Exploring this Aroma of Apprehension: The Sámi Artist Revamps Tate's Turbine Hall with Reindeer Inspired Installation
Visitors to the renowned gallery are familiar to unusual experiences in its vast Turbine Hall. They've sunbathed under an artificial sun, slid down spiral slides, and witnessed robotic sea creatures hovering through the air. However this marks the first time they will be venturing themselves in the detailed nasal chambers of a reindeer. The latest artistic project for this immense space—designed by Native Sámi artist Máret Ánne Sara—welcomes gallerygoers into a labyrinthine construction modeled after the expanded interior of a reindeer's nose airways. Upon entering, they can meander around or relax on pelts, listening on headphones to tribal seniors imparting stories and insights.
The Significance of the Nose
Why the nose? It might seem whimsical, but the exhibit celebrates a little-known biological feat: experts have uncovered that in under a second, the reindeer's nose can heat the ambient air it breathes in by 80°C, enabling the animal to survive in harsh Arctic conditions. Expanding the nose to bigger than a person, Sara says, "generates a perception of insignificance that you as a human being are not dominant over nature." The artist is a ex- journalist, young adult author, and rights advocate, who comes from a reindeer-herding family in northern Norway. "Maybe that generates the chance to shift your viewpoint or spark some modesty," she states.
A Tribute to Indigenous Heritage
The winding installation is part of a components in Sara's engaging art project honoring the culture, knowledge, and philosophy of the Sámi, Europe's only Indigenous people. Partially migratory, the Sámi total approximately 100,000 people distributed across the Norwegian north, Finland, Sweden, and the Russian Arctic (an territory they call Sápmi). They have faced discrimination, forced assimilation, and suppression of their tongue by all four nations. By focusing on the reindeer, an creature at the heart of the Sámi mythology and founding narrative, the work also highlights the group's struggles relating to the global warming, land dispossession, and imperialism.
Metaphor in Materials
Along the lengthy entrance ramp, there's a soaring, 26-meter formation of skins ensnared by utility lines.

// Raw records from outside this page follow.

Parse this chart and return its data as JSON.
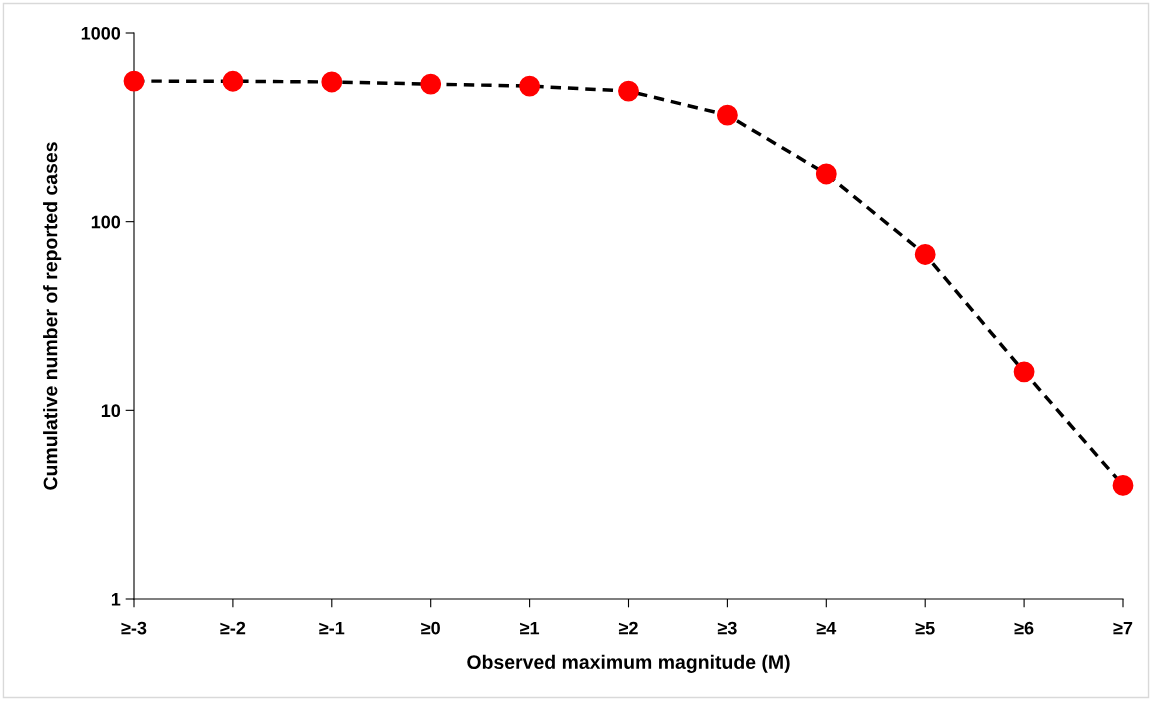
{
  "chart_data": {
    "type": "line",
    "xlabel": "Observed maximum magnitude (M)",
    "ylabel": "Cumulative number of reported cases",
    "categories": [
      "≥-3",
      "≥-2",
      "≥-1",
      "≥0",
      "≥1",
      "≥2",
      "≥3",
      "≥4",
      "≥5",
      "≥6",
      "≥7"
    ],
    "series": [
      {
        "color": "#ff0000",
        "values": [
          556,
          555,
          550,
          536,
          523,
          492,
          367,
          179,
          67,
          16,
          4
        ]
      }
    ],
    "log": true,
    "ylim": [
      1,
      1000
    ],
    "yticks": [
      1,
      10,
      100,
      1000
    ],
    "grid": false,
    "legend": false,
    "marker": "circle",
    "line_style": "dashed"
  }
}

It represents a symbol for the governance and financial structures restricting the Sámi. Partly a utility pole, part celestial ladder, this section of the installation, titled Goavve-, relates to the Sámi term for an extreme weather phenomenon, wherein dense layers of ice develop as varying weather liquefy and refreeze the snow, trapping the reindeers' primary cold-season nourishment, fungus. This phenomenon is a consequence of climate change, which is occurring up to much more rapidly in the Far North than globally.
Three years ago, I traveled to see Sara in Guovdageaidnu during a goavvi winter and accompanied Sámi reindeer keepers on their Arctic vehicles in chilly conditions as they carried carts of food pellets on to the exposed tundra to provide manually. These animals gathered round us, pawing the frozen ground in futility for vegetative bits. This resource-intensive and laborious method is having a significant influence on reindeer husbandry—and on the animals' independence. Yet the other option is starvation. As goavvi winters become frequent, reindeer are succumbing—some from lack of food, others drowning after sinking in water bodies through thinning ice sheets. To some extent, the art is a monument to them. "Through the stacking of components, in a way I'm introducing the condition to London," says Sara.
Opposing Belief Systems
The installation also emphasizes the sharp contrast between the modern interpretation of power as a asset to be utilized for economic benefit and existence and the Sámi outlook of energy as an innate power in creatures, individuals, and nature. This venue's history as a fossil fuel plant is tied up in this, as is what the Sámi view as eco-imperialism by Nordic countries. As they strive to be leaders for sustainable power, Nordic nations have disagreed with the Sámi over the construction of turbine fields, river barriers, and digging operations on their ancestral land; the Sámi contend their fundamental freedoms, ways of life, and traditions are at risk. "It's hard being such a small minority to defend yourself when the arguments are based on saving the world," Sara comments. "Extractivism has adopted the rhetoric of ecology, but yet it's just attempting to find alternative ways to maintain practices of use."
Personal Struggles
The artist and her family have personally disagreed with the national administration over its increasingly stringent rules on herding. A few years ago, Sara's sibling undertook a sequence of unsuccessful legal cases over the required reduction of his livestock, apparently to stop excessive feeding. To back him, Sara produced a multi-year series of creations titled Pile O'Sápmi featuring a colossal screen of numerous cranial remains, which was displayed at the the show Documenta 14 and later purchased by the public gallery, where it is displayed in the entryway.